Baltrusch K L, Torres M D, Domínguez H
CINBIO, Universidade de Vigo, Departament of Chemical Engineering, Faculty of Sciences, Campus Ourense, Edificio Politécnico, As Lagoas 32004 Ourense, Spain.
CINBIO, Universidade de Vigo, Departament of Chemical Engineering, Faculty of Sciences, Campus Ourense, Edificio Politécnico, As Lagoas 32004 Ourense, Spain.
Ultrason Sonochem. 2025 Jun 21;120:107443. doi: 10.1016/j.ultsonch.2025.107443.
This study presents an educational and structured optimization approach using a custom I-optimal response surface methodology to model and optimize ultrasound-assisted extraction (UAE), focusing on the recovery of ulvan, extraction of proteins, and phenolic compounds from Ulva spp. as a case study. The research serves as a replicable framework for researchers, educators and students in UAE from complex biomass substrates. The experimental design incorporated four independent variables: specific energy input (SEI, 10-110 J/mL), solid-liquid ratio (SLR, 1:60-1:30 w/w), amplitude (20-100 %, corresponding to 21-86 W and 9-46 μm), and temperature (30-90 °C). Although SEI and amplitude are partially related, they were treated as independent variables in the experimental design to assess their individual effects, with no multicollinearity detected. Response criteria included extraction or recovery yield (mg/g dry biomass), in dry extract (mg/g dry extract), and specific energy demand (kW·h/kg). SEI, SLR, and temperature were identified as the most influential factors, with amplitude playing a less important role. Higher SEI and temperature generally improved extraction but also increased energy consumption, highlighting the trade-offs relevant for industrial applications. The optimization scenarios favoured ulvan recovery under lower temperature and ultrasonication energy-efficient conditions, demonstrating the need for a holistic approach rather than solely maximizing yield. The findings emphasize the importance of methodological design in optimizing UAE processes while ensuring practical applicability and scalability, reinforcing its educational value for process engineers and researchers.

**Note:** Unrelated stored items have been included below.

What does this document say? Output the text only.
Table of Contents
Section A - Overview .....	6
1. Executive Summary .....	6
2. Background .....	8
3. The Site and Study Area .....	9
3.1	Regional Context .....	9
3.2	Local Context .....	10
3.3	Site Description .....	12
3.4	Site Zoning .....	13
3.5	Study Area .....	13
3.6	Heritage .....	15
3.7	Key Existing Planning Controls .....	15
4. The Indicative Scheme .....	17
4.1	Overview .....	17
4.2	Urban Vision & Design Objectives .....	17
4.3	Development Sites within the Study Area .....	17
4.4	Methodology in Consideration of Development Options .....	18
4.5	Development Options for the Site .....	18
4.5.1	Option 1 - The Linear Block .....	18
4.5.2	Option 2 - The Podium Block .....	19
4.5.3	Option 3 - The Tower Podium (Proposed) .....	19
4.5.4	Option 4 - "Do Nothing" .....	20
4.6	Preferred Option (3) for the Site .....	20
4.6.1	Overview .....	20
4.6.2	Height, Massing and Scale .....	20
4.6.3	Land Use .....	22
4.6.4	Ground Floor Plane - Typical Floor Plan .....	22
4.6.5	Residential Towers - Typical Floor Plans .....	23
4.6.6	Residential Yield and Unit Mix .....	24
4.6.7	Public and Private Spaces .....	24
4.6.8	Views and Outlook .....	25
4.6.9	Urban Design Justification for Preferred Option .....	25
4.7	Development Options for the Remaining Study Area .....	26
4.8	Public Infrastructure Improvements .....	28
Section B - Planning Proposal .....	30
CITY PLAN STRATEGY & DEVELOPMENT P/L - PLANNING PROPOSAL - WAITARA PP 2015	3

本研究提出了一种教育性的结构化优化方法,该方法使用定制的I-最优响应面法对超声辅助提取(UAE)进行建模和优化,以从石莼属植物中回收褐藻糖胶、提取蛋白质和酚类化合物作为案例研究。该研究为从复杂生物质底物中进行超声辅助提取的研究人员、教育工作者和学生提供了一个可复制的框架。实验设计纳入了四个自变量:比能量输入(SEI,10 - 110 J/mL)、固液比(SLR,1:60 - 1:30 w/w)、振幅(20 - 100%,对应21 - 86 W和9 - 46 μm)以及温度(30 - 90°C)。尽管SEI和振幅部分相关,但在实验设计中它们被视为自变量以评估其各自的影响,未检测到多重共线性。响应标准包括提取或回收率(mg/g干生物质)、干提取物中的含量(mg/g干提取物)以及比能量需求(kW·h/kg)。SEI、SLR和温度被确定为最具影响力的因素,而振幅的作用相对较小。较高的SEI和温度通常会提高提取率,但也会增加能耗,这突出了工业应用中相关的权衡。优化方案有利于在较低温度和超声节能条件下回收褐藻糖胶,表明需要一种整体方法而非仅仅最大化产量。研究结果强调了方法设计在优化超声辅助提取过程中的重要性,同时确保实际适用性和可扩展性,增强了其对过程工程师和研究人员的教育价值。